4. **Plateauing Effects:** On the MATH-500 chart, both `DiscPRM-14B` and `LLM-as-a-judge` show signs of performance plateauing between N=8 (2^3) and N=32 (2^5) before a final increase at N=64 (2^6).
5. **LLM-as-a-judge Anomaly:** On the AIME '24 chart, `LLM-as-a-judge` shows an unusual plateau between N=2 (2^1) and N=4 (2^2) before catching up to `DiscPRM-14B` at N=8 (2^3).
### Interpretation
The data demonstrates the effectiveness of the `ThinkPRM-14B` method for improving mathematical problem-solving accuracy through a "Best-of-N" sampling strategy. The core finding is that generating and selecting from multiple solutions (increasing N) reliably boosts performance, but the degree of improvement is highly dependent on the selection method.

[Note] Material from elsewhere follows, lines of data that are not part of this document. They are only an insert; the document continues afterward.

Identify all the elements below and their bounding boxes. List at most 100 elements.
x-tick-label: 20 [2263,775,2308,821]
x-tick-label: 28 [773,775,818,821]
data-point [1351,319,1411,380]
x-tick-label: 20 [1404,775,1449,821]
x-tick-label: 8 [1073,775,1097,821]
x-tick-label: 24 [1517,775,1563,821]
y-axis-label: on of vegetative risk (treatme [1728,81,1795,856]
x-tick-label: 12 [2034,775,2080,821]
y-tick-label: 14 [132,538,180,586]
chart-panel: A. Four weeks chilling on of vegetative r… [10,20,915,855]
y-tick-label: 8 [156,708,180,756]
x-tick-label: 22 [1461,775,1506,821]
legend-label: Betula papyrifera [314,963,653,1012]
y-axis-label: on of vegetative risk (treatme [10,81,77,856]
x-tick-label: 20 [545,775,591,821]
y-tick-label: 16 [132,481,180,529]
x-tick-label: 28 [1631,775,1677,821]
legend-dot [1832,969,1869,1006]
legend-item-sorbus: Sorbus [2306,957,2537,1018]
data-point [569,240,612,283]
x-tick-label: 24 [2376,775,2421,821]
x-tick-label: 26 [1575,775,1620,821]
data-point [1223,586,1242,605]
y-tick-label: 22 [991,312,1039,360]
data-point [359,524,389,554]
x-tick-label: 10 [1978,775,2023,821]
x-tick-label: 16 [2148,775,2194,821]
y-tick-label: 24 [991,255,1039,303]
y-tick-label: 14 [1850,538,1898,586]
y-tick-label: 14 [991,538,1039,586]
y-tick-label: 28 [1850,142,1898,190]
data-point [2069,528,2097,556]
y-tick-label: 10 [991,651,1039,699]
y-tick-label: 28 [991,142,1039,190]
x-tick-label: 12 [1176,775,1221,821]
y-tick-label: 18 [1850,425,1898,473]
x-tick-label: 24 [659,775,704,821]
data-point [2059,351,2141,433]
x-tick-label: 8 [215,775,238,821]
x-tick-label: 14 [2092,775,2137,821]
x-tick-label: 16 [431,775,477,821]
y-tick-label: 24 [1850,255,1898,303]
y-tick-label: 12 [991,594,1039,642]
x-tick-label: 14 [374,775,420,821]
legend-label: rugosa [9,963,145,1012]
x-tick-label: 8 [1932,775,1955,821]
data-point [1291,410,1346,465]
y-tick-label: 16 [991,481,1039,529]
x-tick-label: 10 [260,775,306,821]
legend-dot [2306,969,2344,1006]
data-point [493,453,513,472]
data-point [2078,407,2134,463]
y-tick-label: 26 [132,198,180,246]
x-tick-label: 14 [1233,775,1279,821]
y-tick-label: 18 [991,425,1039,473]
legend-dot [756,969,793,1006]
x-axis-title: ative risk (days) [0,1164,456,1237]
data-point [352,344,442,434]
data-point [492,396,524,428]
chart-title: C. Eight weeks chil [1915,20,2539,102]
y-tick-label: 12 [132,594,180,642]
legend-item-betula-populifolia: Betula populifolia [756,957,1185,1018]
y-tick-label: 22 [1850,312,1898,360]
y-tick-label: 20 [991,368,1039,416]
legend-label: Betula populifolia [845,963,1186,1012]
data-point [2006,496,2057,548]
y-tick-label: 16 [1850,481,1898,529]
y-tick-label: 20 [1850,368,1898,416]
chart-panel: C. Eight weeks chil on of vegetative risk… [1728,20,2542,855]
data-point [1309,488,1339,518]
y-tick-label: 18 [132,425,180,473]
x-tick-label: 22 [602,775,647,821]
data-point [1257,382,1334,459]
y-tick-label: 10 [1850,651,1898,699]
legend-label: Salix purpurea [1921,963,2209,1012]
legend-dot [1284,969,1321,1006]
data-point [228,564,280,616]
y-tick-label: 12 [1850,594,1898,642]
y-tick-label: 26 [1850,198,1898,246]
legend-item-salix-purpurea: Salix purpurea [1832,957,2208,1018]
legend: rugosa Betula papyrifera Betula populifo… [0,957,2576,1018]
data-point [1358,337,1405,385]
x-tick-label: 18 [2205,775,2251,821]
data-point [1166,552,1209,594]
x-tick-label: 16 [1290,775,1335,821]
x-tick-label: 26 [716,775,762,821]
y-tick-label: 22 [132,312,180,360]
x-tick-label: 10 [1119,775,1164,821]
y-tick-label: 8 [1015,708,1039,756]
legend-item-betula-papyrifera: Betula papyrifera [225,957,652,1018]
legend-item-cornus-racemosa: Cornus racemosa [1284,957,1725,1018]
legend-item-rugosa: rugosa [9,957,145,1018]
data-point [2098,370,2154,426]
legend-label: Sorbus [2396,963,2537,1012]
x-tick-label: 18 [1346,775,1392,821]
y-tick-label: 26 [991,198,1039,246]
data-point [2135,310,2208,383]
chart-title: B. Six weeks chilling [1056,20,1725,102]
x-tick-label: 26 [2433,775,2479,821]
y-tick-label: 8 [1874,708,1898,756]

* **ThinkPRM-14B's superiority** suggests its internal process for ranking or scoring solution candidates is more aligned with true correctness than the alternatives (`DiscPRM-14B`, `LLM-as-a-judge`).
* The **failure of the Majority baseline on AIME '24** indicates that for very challenging problems, simply generating more solutions and taking a vote is ineffective; the solutions are likely all incorrect or diverse in wrong answers. Its success on MATH-500 suggests that for moderately difficult problems, increased sampling can surface the correct answer more frequently.
* The **plateaus observed** (e.g., `LLM-as-a-judge` on AIME '24, multiple methods on MATH-500) may indicate points of diminishing returns for those specific methods, where generating additional solutions provides little to no marginal benefit until a larger threshold (e.g., N=64) is crossed.
* The comparison across two different datasets and generator models shows the **robustness of the trend**: `ThinkPRM-14B` consistently outperforms other methods, making it a promising approach for scaling the capabilities of language models on reasoning tasks via inference-time computation (generating more solutions).